Back in the bar, she told me she’d been to the cinema today and seen Twilight.  I asked if she liked it.

‘I loved it!’

‘Why?’

‘Because of the characters and the story!’

‘Did your friends like it too?’

‘They loved it!’

‘What did they like about it?’

‘Edward.  He’s SO perfect!’

Wow!  If I can create a perfect love interest (am working on Jake, the gifted musician with a tortured soul….) then maybe I can tap into that same vein of intense emotion.  And that’s what this girl displayed - raw emotion swimming just below the surface.  I wish I could be more eloquent about this, but I can only feel it, rather than describe it.

I loved meeting her.  I wanted to give her all my confidence - to tell her it didn’t matter if the blond girl in the corner had nicer hair or if her sister was slimmer.  It didn’t matter!  She was still beautiful. 

That’s Lizzie’s journey - going from insecure girl to one of self confidence.  Tonight gave me some of the finer details. 

The Angel of The North!

Filed under: Living in Spain, My first novel - The Voices of Angels — hannah @ 10:58 pm

At 9.30am this morning I am pleased to announce I opened the Post It Notes.

Yes, it is true.

At 4.30pm this afternoon I started work on  my KEY POINT PLAN.  Yes!   I  got to work.  Interestingly, or rather creatively, I managed to concoct a rather elaborate system which pleased me no end.  This involved taking 8 pieces of A4 paper and cellotaping them together.  Originally I had planned to make this poster-esque wall chart thing, and then I thought….’I know!  I can arrange it structurally to mirror the plot.’  So one piece of A4 at the top, then 6 below and then another piece at the bottom.  Ended up looking like a CROSS or the Angel of the North.

Symbolic, I thought.  ;-)

I am on Blue Peter was the next thought.

Who cares!  I am having FUN!  Writing IS fun.  It has to be fun, not some odious chore.

Much better with some cellotape and some Post Its!

Anyway, so then spent a most pleasant couple of hours arranging Post It notes all over the paper.

The best part was being able to swap my Post It’s.  No, Ariadne’s backstory goes there - not after Lizzie sees a black mark in town, but before.   It’s Juan that shows Lizzie the gateway into Infinity.
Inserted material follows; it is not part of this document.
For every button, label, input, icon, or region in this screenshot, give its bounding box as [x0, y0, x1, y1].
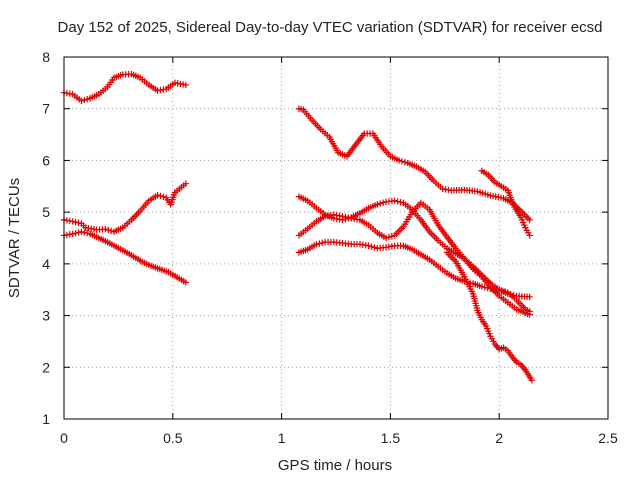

No, it’s Joopy.  Or is it Seth?  No scribbling out on the page, just a simple, lift and stick.  It was like making a jigsaw!
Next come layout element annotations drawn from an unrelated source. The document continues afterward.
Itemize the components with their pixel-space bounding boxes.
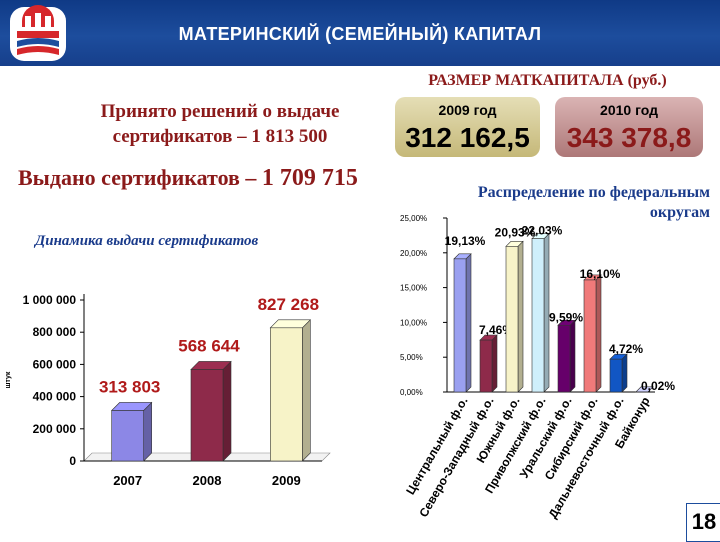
dynamics-ylabel: штук [5, 371, 12, 388]
federal-value-label: 4,72% [609, 342, 643, 356]
federal-ytick-label: 10,00% [400, 318, 427, 327]
dynamics-category-label: 2009 [272, 473, 301, 488]
federal-value-label: 19,13% [445, 234, 486, 248]
dynamics-ytick-label: 200 000 [33, 422, 77, 436]
dynamics-ytick-label: 1 000 000 [23, 293, 77, 307]
dynamics-bar [270, 328, 302, 461]
federal-bar [610, 359, 622, 392]
federal-ytick-label: 15,00% [400, 284, 427, 293]
dynamics-category-label: 2008 [193, 473, 222, 488]
dynamics-category-label: 2007 [113, 473, 142, 488]
federal-bar [532, 239, 544, 392]
federal-value-label: 9,59% [549, 310, 583, 324]
dynamics-ytick-label: 0 [69, 454, 76, 468]
dynamics-ytick-label: 600 000 [33, 357, 77, 371]
federal-value-label: 16,10% [580, 267, 621, 281]
dynamics-value-label: 827 268 [258, 295, 319, 314]
federal-bar [584, 280, 596, 392]
federal-ytick-label: 0,00% [400, 388, 423, 397]
federal-bar [506, 246, 518, 392]
federal-bar-side [596, 275, 601, 392]
dynamics-bar [112, 410, 144, 461]
federal-bar-side [466, 254, 471, 392]
federal-value-label: 0,02% [641, 379, 675, 393]
dynamics-value-label: 313 803 [99, 377, 160, 396]
federal-ytick-label: 5,00% [400, 353, 423, 362]
dynamics-bar [191, 369, 223, 461]
dynamics-value-label: 568 644 [178, 336, 240, 355]
dynamics-bar-side [223, 361, 231, 461]
federal-bar [558, 325, 570, 392]
federal-ytick-label: 25,00% [400, 214, 427, 223]
federal-bar-side [622, 354, 627, 392]
federal-bar-side [570, 320, 575, 392]
federal-bar [480, 340, 492, 392]
federal-bar-side [492, 335, 497, 392]
page-number: 18 [686, 503, 720, 542]
federal-ytick-label: 20,00% [400, 249, 427, 258]
federal-bar-side [518, 241, 523, 392]
federal-bar [454, 259, 466, 392]
dynamics-ytick-label: 400 000 [33, 390, 77, 404]
dynamics-ytick-label: 800 000 [33, 325, 77, 339]
federal-value-label: 22,03% [522, 224, 563, 238]
dynamics-bar-side [302, 320, 310, 461]
dynamics-bar-side [144, 402, 152, 461]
Am not saying this system works, but I am saying far more fun than staring at blank page and writing plot points in linear fashion.

I also worked out how many words per structure and plotted Lizzie’s arc of transformation.

Transformation being KEY word, remember?!

AND got a breakthrough too.  During the Infinity section of the film I got a plot insight.  Not to share now, but am excited by it.

SO - Post It’s work!  It’s official.